Whenever the holiday season descends on us, I have a hard time. In fact, it’s not really just the holiday season but any time I have to spend an extended amount of time with family or relatives is a hard time for me.
The reason it’s hard is because not only is it already exhausting just dealing with people, it’s also exhausting to put on a mask and pretend to be someone I’m not. I often have to pretend like I don’t have depression, anxiety or ADHD. I often have to pretend like everything’s fine.
It’s exhausting because it’s hard to keep up with lies and it’s really hard to act okay when you’re not. And if I don’t keep up the pretenses, then everyone will be uncomfortable because who wants to talk about mental illnesses on a holiday?
People already get uncomfortable enough when I mention the very words “mental illness”. What more if we discussed it at length.
I have relatives and family members on my Facebook – they know full well how I’m struggling with my daily life. Yet, no one has ever reached out.

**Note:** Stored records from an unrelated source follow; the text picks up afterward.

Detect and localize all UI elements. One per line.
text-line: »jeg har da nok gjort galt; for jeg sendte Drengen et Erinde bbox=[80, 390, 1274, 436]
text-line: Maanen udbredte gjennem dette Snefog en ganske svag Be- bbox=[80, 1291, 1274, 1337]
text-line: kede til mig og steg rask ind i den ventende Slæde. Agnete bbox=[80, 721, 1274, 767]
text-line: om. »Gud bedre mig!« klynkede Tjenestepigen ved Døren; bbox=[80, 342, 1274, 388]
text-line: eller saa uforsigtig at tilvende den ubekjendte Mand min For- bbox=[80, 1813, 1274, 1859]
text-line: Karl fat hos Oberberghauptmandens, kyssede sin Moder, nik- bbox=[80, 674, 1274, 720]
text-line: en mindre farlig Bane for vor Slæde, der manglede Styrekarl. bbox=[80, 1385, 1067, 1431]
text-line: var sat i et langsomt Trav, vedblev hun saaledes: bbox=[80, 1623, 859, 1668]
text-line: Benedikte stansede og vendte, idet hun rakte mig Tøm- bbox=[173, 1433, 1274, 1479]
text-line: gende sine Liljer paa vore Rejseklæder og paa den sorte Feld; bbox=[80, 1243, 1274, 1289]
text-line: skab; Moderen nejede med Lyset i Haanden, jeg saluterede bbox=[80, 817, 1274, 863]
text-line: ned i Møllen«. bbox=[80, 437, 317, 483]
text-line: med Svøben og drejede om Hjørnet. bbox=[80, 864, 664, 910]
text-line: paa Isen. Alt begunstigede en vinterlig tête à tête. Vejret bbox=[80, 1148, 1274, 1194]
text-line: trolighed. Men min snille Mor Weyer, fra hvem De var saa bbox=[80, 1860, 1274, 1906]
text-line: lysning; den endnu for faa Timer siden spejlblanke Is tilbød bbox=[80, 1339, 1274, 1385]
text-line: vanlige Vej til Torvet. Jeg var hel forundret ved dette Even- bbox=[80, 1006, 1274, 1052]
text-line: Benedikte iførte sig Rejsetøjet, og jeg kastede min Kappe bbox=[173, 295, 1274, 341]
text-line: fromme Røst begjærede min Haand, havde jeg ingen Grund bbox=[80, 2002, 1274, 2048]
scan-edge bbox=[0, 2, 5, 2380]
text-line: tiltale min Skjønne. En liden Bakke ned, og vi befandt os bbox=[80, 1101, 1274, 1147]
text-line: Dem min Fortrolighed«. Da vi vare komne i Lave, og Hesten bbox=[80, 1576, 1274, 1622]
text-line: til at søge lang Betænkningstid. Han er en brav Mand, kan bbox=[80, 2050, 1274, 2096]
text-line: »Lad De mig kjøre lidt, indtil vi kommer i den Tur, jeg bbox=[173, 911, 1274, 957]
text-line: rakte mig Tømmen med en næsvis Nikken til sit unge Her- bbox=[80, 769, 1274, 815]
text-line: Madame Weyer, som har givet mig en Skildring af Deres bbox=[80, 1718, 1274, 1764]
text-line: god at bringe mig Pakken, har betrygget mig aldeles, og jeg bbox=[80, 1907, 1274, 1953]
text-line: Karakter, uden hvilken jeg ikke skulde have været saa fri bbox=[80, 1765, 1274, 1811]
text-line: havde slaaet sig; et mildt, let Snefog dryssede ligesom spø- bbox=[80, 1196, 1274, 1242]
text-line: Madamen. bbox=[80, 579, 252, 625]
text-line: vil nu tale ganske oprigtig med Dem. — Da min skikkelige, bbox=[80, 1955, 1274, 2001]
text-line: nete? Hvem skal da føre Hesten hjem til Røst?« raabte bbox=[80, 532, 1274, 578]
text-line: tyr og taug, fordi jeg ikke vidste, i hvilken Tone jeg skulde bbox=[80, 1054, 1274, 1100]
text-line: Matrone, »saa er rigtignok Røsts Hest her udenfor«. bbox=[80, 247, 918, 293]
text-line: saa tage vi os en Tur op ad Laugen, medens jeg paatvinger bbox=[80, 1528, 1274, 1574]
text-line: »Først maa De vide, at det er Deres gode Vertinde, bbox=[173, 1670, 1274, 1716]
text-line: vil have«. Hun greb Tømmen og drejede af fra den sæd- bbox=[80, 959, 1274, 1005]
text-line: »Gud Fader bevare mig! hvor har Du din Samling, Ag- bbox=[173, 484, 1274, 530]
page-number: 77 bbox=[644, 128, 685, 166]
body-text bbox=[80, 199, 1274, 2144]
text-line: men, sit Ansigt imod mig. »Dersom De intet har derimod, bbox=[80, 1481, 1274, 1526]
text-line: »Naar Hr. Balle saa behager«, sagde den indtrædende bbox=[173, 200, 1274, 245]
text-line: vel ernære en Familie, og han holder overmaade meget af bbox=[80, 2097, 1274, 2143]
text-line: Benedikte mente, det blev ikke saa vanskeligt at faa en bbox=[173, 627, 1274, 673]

I assume it’s because it makes them feel uncomfortable, not knowing what to say or maybe not knowing how not to be insulting when asking questions. The stigma of mental illnesses is very strong in my family…
I don’t know about you guys but I really feel like the holiday season just sucks. I feel like I have no freedom to be who I need to be and that I have to put on my best fake smile – the kind I put on when I go to work.
Anyway, that’s just my take on the holidays. Tomorrow, my in-laws will be coming over to celebrate Thanksgiving and I’ll have to once again, pretend to be a-okay.